My mother is dying of cancer.
This is difficult under any circumstance. I am trying to process so many complex feelings, and I have just been a jumble of emotions for the past 2 days. I burst in to tears at the drop of a hat. I think the hardest thing in all of this is that I did not have a rosy relationship with my mother, so I am mourning the dream of what I wish our relationship had been. I had no idea on my wedding day if she would show up or not. We have gone extended periods without talking, some at her instigation, some at mine. I forgave her long ago, and understand that she did the absolute best that she could given her circumstances. I know deep down she loves me. And I love her. After all, she's my mother. She gave me life. And now she's losing hers.
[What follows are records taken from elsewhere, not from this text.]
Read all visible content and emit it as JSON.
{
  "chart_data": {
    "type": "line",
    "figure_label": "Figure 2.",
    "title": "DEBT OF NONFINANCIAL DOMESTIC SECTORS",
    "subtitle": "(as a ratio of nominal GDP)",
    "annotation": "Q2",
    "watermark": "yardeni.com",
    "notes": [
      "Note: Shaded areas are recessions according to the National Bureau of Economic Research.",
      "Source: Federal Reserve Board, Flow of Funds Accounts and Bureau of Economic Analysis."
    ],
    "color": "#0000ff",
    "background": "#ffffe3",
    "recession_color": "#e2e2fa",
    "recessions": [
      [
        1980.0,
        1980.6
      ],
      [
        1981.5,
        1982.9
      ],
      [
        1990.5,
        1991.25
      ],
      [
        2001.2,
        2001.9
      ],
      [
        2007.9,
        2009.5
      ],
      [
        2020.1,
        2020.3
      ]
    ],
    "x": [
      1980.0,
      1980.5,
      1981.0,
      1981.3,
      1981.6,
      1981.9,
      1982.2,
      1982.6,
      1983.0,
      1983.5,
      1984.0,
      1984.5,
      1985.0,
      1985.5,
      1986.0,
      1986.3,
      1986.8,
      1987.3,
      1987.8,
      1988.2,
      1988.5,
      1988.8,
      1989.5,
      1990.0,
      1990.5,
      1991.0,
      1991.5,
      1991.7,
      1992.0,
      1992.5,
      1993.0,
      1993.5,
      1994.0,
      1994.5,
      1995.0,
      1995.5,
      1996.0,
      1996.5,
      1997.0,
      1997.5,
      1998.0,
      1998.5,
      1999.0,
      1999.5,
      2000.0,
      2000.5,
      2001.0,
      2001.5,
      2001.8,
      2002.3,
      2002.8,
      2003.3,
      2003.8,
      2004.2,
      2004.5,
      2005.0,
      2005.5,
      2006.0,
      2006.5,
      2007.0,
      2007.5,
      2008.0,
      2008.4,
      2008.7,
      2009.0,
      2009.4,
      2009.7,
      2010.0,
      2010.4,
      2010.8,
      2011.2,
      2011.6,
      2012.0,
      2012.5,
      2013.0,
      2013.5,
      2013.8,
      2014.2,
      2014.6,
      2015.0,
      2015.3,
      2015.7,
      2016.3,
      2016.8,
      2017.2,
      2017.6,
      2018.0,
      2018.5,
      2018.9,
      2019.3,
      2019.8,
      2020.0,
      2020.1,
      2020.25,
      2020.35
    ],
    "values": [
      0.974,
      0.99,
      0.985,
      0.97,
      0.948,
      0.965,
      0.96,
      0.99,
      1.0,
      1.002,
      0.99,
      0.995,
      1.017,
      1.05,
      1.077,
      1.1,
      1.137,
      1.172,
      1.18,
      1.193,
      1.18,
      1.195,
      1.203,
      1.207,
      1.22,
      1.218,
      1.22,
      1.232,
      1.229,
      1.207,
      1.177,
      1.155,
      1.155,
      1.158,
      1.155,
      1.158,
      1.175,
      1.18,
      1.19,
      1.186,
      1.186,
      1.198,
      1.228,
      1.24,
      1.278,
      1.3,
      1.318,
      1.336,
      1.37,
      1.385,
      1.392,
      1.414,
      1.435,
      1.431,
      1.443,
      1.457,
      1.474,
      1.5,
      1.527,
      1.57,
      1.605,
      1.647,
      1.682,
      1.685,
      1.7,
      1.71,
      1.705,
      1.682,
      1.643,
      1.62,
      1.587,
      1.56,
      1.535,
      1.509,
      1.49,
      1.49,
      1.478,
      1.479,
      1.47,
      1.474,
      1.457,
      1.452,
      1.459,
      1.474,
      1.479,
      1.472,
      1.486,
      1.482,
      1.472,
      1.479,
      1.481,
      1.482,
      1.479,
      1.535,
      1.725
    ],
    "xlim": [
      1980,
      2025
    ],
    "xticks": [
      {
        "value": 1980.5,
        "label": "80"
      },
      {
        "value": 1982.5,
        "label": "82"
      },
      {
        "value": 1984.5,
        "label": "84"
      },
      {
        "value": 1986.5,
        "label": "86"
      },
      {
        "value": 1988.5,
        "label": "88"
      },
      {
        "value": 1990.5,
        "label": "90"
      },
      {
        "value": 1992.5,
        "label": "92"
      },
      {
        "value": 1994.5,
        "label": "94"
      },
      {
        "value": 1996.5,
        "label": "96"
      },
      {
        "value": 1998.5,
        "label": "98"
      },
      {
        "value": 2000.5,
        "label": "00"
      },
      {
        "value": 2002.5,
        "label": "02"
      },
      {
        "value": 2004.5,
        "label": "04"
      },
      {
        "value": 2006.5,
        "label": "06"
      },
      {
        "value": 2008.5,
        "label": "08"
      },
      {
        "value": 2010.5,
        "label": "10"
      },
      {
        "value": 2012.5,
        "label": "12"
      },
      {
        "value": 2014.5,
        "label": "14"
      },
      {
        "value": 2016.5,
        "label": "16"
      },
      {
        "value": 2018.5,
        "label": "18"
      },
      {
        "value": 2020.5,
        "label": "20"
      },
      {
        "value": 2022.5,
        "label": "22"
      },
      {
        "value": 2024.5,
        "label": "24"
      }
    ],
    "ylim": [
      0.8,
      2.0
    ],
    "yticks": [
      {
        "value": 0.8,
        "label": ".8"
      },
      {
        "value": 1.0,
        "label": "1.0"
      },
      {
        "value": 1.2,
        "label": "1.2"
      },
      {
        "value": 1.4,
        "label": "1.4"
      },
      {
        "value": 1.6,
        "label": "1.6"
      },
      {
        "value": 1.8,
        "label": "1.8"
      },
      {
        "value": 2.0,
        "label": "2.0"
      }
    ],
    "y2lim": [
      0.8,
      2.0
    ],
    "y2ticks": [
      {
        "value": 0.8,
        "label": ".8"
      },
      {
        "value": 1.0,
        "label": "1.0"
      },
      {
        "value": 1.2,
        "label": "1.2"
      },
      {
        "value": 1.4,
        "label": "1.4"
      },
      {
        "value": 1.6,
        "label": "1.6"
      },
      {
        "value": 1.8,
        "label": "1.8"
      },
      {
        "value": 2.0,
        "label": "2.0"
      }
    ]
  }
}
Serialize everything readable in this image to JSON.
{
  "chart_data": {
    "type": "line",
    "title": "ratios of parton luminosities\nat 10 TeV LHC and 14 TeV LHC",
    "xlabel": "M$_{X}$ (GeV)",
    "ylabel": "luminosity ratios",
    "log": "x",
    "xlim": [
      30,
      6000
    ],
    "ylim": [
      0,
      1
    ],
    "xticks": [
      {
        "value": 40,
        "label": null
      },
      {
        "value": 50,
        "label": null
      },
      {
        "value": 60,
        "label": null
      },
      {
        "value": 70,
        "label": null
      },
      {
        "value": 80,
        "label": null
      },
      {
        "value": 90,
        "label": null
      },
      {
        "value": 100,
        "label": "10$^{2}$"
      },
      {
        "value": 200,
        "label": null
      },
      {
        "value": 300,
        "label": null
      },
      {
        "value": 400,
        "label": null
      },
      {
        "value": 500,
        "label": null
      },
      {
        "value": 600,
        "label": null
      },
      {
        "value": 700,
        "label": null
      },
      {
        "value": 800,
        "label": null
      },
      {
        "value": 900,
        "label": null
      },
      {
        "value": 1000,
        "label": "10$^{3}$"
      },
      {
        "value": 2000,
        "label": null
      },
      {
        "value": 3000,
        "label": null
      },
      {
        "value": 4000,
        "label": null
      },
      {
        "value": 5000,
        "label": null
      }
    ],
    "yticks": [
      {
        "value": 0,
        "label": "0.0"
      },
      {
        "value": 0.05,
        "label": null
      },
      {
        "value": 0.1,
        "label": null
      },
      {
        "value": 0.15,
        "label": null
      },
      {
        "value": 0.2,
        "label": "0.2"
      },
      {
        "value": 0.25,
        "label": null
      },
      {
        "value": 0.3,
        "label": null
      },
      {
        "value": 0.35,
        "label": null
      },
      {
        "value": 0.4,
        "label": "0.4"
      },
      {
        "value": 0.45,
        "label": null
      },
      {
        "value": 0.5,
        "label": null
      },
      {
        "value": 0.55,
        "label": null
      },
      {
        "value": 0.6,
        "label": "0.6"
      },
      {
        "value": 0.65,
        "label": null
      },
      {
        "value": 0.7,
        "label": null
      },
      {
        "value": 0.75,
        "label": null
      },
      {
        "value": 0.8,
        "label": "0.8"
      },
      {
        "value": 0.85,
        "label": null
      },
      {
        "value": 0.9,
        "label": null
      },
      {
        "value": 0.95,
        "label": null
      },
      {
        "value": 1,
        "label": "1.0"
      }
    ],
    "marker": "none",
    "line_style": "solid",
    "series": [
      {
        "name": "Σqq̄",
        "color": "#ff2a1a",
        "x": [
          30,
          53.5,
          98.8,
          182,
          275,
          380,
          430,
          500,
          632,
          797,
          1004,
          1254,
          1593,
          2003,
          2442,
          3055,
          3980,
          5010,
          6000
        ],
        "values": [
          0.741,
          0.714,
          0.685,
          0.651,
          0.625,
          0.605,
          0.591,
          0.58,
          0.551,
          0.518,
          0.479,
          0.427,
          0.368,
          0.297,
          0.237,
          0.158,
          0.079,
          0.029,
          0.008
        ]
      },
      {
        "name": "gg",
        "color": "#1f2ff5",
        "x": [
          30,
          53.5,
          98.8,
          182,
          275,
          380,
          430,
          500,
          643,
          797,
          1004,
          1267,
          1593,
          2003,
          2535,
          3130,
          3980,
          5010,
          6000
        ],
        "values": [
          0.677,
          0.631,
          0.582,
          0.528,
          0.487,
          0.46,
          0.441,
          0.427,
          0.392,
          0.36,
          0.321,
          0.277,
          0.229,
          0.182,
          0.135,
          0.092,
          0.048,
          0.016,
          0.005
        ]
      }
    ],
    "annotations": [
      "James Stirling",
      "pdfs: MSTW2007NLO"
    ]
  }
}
My mother tends to exaggerate everything and blow it out of proportion, which has made it extremely difficult throughout her illness to determine the truth from the embellishments. And I think what shook me up the most on Sunday was that her bravado was stripped away, leaving in it's place a scared woman confronting the reality that the end was near.
She was diagnosed with cancer many years ago, and has defied the odds and the doctors' predictions time and time again. This has taken a toll on her...it is exhausting for anyone to deal with the specter of death hanging over their head for so long. I asked her on Sunday how she felt about dying, which was one of the most difficult questions I have ever had to ask. She said, "I just wish it would happen already. I'm tired."
I believe the saddest thing in all of this is that my mother spent the last 15 years "dying." Even when she was in (much) better health, she lived like a dying woman. It makes me sad that she missed so many good years, and so much happiness, and so many good things.
And in the end, I think that this may be one of the most loving things that my mother has given me. I thought she was teaching me how to die. But my dear friend L. pointed out that in this, the final months of her life...she is teaching me how to live.